Elias Savvas is professor of algorithmic and programming at the Department of digital systems of the University of Thessaly and Dean of the School of Technology. He is a graduate of the mathematical Department of A.U.T. and has an MSc in Computer Science (University of Dundee, UK). He completed his PhD thesis at the University College of Dublin, Ireland entitled “ Scheduling and Assignment of CPU-Intensive Tasks on Large Heterogeneous Distributed Systems”. He is a member of the program/scientific committee of many international conferences and scientific journals. He also served as General Chair of the 19th IEEE WETICE conference hosted in Larissa. He is a leader of the Qgreece quantum computing community (Quantum Greece) and which since 2021 is an equal member of the global qworld ecosystem (Quantum world) in which he has organized 4 free quantum computing tutorials with over 300 participants from all over Greece. He has published many papers in international journals and conferences as well as a chapter in a book. He is the author of the book "Quantum Computing: from theory to practice" and his main research interests are parallel and Distributed Systems, Cloud Computing and as of 2021 almost exclusively Quantum Computing.

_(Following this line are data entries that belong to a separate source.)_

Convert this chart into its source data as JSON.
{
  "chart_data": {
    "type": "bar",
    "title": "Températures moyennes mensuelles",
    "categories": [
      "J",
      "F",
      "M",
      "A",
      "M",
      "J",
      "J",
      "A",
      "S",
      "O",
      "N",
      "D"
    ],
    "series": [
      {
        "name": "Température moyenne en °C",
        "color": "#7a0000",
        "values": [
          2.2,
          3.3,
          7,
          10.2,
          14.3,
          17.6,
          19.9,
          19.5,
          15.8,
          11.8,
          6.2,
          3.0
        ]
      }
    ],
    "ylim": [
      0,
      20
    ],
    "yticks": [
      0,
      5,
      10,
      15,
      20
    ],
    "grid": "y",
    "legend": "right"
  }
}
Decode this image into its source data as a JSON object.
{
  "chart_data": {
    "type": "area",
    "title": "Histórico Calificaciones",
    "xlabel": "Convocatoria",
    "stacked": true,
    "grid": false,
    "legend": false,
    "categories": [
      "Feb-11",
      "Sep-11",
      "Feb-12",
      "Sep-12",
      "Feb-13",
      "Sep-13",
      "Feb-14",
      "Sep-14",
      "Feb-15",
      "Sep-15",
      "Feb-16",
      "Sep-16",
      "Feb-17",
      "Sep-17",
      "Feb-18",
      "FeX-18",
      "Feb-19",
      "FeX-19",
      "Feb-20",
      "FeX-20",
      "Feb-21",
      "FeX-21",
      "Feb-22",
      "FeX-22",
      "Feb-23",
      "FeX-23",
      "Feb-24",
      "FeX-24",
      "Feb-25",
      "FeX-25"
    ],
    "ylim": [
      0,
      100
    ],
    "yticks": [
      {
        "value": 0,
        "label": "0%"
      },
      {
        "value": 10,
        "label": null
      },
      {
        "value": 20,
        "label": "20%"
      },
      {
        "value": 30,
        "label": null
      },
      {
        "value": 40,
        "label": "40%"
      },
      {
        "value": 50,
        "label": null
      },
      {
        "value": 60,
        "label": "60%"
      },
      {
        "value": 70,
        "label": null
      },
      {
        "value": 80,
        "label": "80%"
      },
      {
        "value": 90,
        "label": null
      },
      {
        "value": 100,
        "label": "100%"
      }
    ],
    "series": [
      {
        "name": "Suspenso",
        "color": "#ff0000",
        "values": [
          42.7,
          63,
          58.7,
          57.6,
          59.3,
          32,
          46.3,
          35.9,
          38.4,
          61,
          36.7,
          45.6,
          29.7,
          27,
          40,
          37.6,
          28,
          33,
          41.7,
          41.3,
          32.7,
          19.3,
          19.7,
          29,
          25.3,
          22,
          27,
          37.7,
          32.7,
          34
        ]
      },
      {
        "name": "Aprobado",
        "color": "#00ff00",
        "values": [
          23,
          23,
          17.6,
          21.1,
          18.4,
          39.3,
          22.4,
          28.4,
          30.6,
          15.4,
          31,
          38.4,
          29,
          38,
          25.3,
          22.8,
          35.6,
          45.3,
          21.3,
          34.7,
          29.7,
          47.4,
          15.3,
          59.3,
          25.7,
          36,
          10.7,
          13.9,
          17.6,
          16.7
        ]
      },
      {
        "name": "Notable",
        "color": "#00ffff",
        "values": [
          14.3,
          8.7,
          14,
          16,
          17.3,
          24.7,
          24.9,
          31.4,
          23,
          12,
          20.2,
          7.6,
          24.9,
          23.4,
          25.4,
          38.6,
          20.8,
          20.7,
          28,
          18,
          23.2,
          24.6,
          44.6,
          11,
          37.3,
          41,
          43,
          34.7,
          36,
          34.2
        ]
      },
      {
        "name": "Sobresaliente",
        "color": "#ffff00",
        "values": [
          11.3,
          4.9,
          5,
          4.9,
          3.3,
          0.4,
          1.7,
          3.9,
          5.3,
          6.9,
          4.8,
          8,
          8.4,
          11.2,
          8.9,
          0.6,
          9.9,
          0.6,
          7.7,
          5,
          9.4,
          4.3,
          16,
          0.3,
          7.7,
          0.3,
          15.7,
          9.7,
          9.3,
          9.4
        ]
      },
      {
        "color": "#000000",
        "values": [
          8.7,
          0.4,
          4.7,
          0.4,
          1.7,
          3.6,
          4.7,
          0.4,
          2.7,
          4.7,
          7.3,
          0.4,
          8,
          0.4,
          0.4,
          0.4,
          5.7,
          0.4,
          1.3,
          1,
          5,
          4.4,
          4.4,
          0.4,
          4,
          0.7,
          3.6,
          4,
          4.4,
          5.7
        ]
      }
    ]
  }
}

At last, he serves as Guest Editor on the Special Issue ”Quantum Computing and Its Applications “as well as Organizer and Chair of the special tracks” Quantum Computing: Current State and Future Trends " in the framework of the PCI 2021, 2022 conferences.

Quantum computing: from quantum mechanics to quantum programming

The very word "quantum" in most people seems something difficult and for a few. But the reality, fortunately, at least at the level of programming is not quite like that. Libraries have already been created and programming languages such as Python and Julia now support quantum programming with a fairly programmer-friendly environment. Colossal IT companies such as IBM, Google, Microsoft (and more) have built quantum computers and support them with hyper-complete libraries mainly in Python such as Qiskit. In this presentation, after looking at what we need to know in order to start programming quantum computers, we will develop our first programs step by step, and in addition we will run them both on simulators and on real IBM quantum computers. We will discuss their credibility and see how we can mitigate their mistakes. And we will end up with the presentation of some quantum games but also the prospect of a quantum internet.